Early (first 2 weeks of life)
 1) PPHN Syndrome: hypoxemic respiratory failure with supra-systemic PAP causing extrapulmonary right-to-left shunting of blood across the patent foramen ovale and/or ductus arteriosus;
 2) Delayed pulmonary vascular transition: variable patterns of changes in estimated PAP in the absence of severe hypoxemia due to PPHN physiology, associated with higher risk for BPD and mortality;
 3) Early pulmonary hypertension at postnatal day 7: as a “biomarker” for BPD, late PH and prolonged respiratory disease in early childhood.
Late (weeks to months after birth)
 1) Associated with evolving or established BPD, especially in infants with severe BPD, clinically characterized by sustained need for respiratory support and supplemental oxygen therapy, often with recurrent cyanotic episodes if severe;
 2) Pulmonary hypertension after NICU discharge with persistent or late respiratory morbidities, such as intermittent hypoxia, obstructive sleep apnea, acute viral infections, aspiration and other stresses.
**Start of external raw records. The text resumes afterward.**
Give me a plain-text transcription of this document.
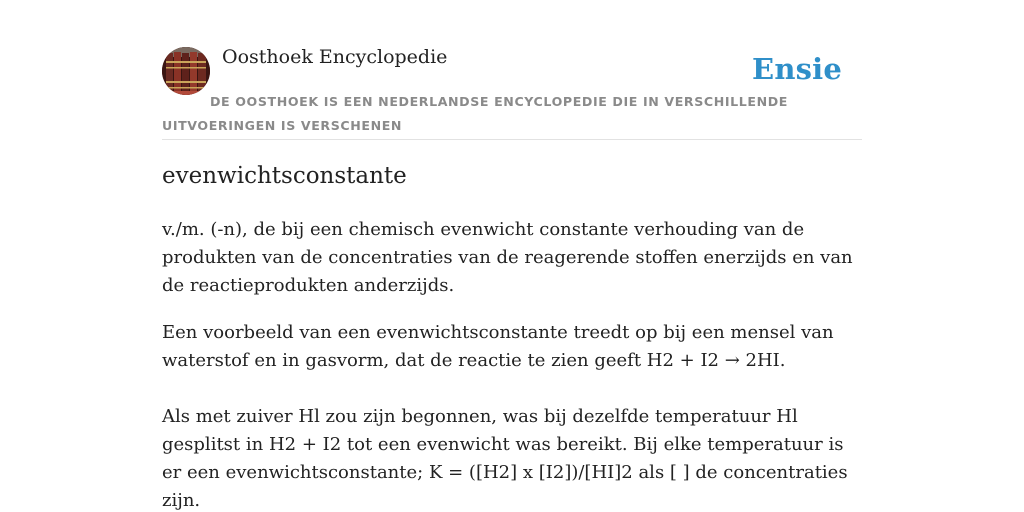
Oosthoek Encyclopedie	Ensie
DE OOSTHOEK IS EEN NEDERLANDSE ENCYCLOPEDIE DIE IN VERSCHILLENDE UITVOERINGEN IS VERSCHENEN
evenwichtsconstante

v./m. (-n), de bij een chemisch evenwicht constante verhouding van de produkten van de concentraties van de reagerende stoffen enerzijds en van de reactieprodukten anderzijds.

Een voorbeeld van een evenwichtsconstante treedt op bij een mensel van waterstof en in gasvorm, dat de reactie te zien geeft H2 + I2 → 2HI.

Als met zuiver Hl zou zijn begonnen, was bij dezelfde temperatuur Hl gesplitst in H2 + I2 tot een evenwicht was bereikt. Bij elke temperatuur is er een evenwichtsconstante; K = ([H2] x [I2])/[HI]2 als [ ] de concentraties zijn.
Chronic (months to years, or “pulmonary vascular disease across the lifespan”)
 1) Persistent subclinical echocardiogram abnormalities during infancy and childhood
 2) May contribute to exercise intolerance
 3) “Borderline” or mild elevation of pulmonary artery pressure reflecting pulmonary hypertension, with or without abnormal cardiac structure and function in prematurely-born adults.